Si les dynamiques inclusives sont polycentrées et dépendent d’un certain nombre de facteurs d’influence directs ou indirects plus ou moins éloignés de l’exercice professionnel qu’il nous faudra prendre en compte, l’expérimentation « ESAT éphémère » est une invitation à l’innovation de l’approche « hors les murs » des ESAT, à multiplier les passerelles avec le milieu ordinaire de travail, encourageant notamment les détachements et les mises à disposition individuelles ou collectives en entreprise, mais en gardant les questions d’accessibilité et d’autodétermination comme centrales.

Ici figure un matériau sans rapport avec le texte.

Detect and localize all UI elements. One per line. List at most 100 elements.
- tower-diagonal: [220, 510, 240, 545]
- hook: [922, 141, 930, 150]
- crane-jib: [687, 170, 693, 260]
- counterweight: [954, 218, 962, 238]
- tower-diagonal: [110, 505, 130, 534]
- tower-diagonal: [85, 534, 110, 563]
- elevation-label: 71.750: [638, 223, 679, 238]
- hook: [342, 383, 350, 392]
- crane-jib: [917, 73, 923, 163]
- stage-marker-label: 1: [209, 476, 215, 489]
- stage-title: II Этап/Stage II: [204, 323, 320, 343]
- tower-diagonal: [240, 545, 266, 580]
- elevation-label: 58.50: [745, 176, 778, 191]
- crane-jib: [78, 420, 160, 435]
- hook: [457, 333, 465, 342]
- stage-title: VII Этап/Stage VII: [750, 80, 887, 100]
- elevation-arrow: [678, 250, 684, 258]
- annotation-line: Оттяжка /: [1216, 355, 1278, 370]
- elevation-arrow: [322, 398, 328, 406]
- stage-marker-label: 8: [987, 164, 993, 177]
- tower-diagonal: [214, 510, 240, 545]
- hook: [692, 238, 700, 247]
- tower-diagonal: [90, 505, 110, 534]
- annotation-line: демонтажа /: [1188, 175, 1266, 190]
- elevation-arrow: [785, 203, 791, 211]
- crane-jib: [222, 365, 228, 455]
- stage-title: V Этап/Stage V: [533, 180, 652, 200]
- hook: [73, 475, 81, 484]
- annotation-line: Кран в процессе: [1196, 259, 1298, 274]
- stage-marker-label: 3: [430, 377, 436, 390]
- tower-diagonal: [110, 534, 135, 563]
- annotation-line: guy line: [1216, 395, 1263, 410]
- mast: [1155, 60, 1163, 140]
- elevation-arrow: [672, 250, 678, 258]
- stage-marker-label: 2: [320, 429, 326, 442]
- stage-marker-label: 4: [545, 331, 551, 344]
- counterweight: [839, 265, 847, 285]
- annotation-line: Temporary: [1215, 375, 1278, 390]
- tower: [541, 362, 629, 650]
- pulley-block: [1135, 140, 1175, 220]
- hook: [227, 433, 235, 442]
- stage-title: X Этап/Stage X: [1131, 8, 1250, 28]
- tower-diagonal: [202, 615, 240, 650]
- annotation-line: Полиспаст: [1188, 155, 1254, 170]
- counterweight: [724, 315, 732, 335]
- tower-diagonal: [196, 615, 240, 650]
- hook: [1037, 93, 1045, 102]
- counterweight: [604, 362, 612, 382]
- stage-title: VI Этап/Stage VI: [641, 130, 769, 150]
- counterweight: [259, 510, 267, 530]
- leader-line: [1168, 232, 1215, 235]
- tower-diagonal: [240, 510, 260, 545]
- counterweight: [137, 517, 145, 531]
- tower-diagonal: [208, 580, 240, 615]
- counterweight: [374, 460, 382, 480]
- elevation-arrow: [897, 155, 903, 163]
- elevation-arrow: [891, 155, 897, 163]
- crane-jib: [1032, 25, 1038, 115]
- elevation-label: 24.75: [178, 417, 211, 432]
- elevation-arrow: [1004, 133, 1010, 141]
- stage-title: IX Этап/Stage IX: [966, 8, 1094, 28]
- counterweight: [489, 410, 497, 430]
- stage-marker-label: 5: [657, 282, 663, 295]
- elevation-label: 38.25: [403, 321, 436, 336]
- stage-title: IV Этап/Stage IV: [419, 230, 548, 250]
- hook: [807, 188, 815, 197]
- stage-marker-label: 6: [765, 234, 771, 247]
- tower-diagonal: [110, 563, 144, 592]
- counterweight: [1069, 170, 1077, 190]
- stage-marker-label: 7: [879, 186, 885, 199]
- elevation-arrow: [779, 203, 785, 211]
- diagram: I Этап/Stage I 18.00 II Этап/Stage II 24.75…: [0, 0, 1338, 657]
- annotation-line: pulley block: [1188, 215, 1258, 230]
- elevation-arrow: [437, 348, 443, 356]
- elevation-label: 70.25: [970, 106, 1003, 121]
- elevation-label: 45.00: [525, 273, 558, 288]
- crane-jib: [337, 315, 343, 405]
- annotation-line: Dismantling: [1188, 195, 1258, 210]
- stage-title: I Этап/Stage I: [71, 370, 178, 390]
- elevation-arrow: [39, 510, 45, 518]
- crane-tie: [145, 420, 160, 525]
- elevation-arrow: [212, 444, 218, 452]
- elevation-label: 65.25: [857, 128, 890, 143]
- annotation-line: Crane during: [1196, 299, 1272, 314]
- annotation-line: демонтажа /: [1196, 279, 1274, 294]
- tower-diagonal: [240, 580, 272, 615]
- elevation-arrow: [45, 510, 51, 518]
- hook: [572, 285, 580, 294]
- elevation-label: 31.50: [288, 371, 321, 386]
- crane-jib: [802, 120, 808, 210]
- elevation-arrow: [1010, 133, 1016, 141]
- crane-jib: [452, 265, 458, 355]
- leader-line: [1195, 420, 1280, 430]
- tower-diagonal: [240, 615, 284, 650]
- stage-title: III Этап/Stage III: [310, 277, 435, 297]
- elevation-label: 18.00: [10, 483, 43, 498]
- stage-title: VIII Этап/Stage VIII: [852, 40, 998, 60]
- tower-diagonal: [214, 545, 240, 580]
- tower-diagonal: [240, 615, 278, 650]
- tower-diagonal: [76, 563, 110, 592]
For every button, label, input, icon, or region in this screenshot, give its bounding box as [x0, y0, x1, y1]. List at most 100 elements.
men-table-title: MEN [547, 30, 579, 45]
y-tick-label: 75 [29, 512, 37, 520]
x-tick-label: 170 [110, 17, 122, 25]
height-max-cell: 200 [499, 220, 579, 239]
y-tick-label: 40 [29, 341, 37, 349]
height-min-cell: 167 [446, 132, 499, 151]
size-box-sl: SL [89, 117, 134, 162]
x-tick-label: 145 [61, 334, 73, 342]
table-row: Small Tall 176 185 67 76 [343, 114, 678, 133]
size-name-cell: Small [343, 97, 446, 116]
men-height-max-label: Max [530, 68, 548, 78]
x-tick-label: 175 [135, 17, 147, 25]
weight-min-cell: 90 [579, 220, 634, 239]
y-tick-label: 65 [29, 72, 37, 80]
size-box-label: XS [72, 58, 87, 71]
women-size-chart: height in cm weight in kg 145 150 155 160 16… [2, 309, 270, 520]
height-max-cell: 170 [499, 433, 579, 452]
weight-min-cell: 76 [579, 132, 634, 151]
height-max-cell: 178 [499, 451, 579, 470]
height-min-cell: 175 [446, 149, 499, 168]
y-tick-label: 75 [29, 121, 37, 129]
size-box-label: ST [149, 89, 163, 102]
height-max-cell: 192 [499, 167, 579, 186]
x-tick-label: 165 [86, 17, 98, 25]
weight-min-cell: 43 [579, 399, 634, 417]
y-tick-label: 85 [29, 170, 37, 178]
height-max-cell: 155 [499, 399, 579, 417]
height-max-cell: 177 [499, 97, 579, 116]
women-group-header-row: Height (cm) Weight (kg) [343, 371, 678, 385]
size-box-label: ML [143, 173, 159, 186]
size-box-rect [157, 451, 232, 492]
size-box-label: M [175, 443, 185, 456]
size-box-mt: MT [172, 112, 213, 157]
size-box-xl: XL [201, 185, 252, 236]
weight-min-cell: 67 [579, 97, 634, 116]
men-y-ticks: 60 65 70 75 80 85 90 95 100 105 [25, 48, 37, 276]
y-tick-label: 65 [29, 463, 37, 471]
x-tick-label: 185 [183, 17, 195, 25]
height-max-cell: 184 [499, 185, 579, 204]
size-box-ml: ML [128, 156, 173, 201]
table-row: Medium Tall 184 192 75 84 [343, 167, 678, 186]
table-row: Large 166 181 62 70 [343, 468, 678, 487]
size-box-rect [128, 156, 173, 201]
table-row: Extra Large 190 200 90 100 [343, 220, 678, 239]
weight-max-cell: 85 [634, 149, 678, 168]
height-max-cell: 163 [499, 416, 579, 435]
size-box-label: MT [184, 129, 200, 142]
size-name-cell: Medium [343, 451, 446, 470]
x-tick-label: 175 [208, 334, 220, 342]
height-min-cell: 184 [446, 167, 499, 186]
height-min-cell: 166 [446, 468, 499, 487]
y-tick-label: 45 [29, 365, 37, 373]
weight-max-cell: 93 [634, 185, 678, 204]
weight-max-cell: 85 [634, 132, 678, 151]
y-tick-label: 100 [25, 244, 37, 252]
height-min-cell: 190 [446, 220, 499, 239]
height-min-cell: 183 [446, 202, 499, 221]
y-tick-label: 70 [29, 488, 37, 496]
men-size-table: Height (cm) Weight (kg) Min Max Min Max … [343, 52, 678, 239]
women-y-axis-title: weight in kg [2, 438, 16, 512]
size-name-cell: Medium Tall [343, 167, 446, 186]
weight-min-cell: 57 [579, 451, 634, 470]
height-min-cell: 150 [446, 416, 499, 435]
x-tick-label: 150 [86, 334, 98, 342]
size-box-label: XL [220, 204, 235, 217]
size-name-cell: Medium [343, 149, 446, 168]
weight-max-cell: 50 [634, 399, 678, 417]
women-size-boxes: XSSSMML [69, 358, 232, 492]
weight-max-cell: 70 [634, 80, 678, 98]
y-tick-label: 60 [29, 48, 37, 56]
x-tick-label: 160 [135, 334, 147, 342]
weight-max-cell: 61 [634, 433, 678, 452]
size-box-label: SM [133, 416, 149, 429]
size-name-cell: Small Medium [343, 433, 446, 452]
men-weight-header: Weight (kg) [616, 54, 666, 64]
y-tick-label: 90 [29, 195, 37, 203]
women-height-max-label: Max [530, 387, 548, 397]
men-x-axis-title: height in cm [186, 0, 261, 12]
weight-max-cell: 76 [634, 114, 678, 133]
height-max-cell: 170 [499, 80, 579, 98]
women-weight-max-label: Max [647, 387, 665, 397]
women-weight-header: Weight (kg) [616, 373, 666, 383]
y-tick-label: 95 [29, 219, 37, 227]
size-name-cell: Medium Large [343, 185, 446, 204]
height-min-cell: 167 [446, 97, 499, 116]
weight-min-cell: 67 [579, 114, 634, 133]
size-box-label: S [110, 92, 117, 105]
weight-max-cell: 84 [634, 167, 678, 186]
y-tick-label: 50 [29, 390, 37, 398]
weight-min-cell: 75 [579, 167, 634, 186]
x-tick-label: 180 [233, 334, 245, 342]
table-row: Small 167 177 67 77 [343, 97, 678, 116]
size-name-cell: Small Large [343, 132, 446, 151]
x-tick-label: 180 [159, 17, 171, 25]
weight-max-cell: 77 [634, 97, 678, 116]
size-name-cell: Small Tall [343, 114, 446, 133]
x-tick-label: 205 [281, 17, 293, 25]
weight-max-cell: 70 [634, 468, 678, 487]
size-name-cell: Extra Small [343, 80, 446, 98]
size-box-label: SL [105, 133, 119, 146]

Au terme d’une année d’expérience inclusive, cette démarche engagée collectivement a apporté de la sécurité à chacun et a permis d’envisager progressivement le retrait de l’ESAT, de créer les conditions d’un accès durable à un Contrat à durée indéterminée et de solliciter les organismes chargés du suivi du maintien dans l’emploi (CAP emploi, emploi accompagné, etc.). Les onze personnes sont enthousiastes, plus autonomes et renforcées dans leur confiance en elles du fait de leur activité en milieu ordinaire. Aucune n’a abandonné, malgré certaines difficultés familiales ou de déplacement. Elles participent aux moments sociaux de l’entreprise (repas entre collègues, réunions d’équipe, loisirs etc.). Quatre d’entre elles sont engagées dans une formation (permis de conduire, gestes de premiers secours) ou dans un processus d’acquisition d’un titre professionnel. Les transformations en cours sont ainsi multiples concernant aussi bien l’ESAT que les entreprises, les travailleurs eux-mêmes et leurs collègues salariés.
(1) Gorce, Y. (2020). Facile ! Petit guide pratique pour réussir l’inclusion en entreprise. Télémaque. (2) Merini, C. & Ponté, P. (2008). La recherche-intervention comme mode d’interrogation des pratiques. Savoirs, 16 (1), 77-95.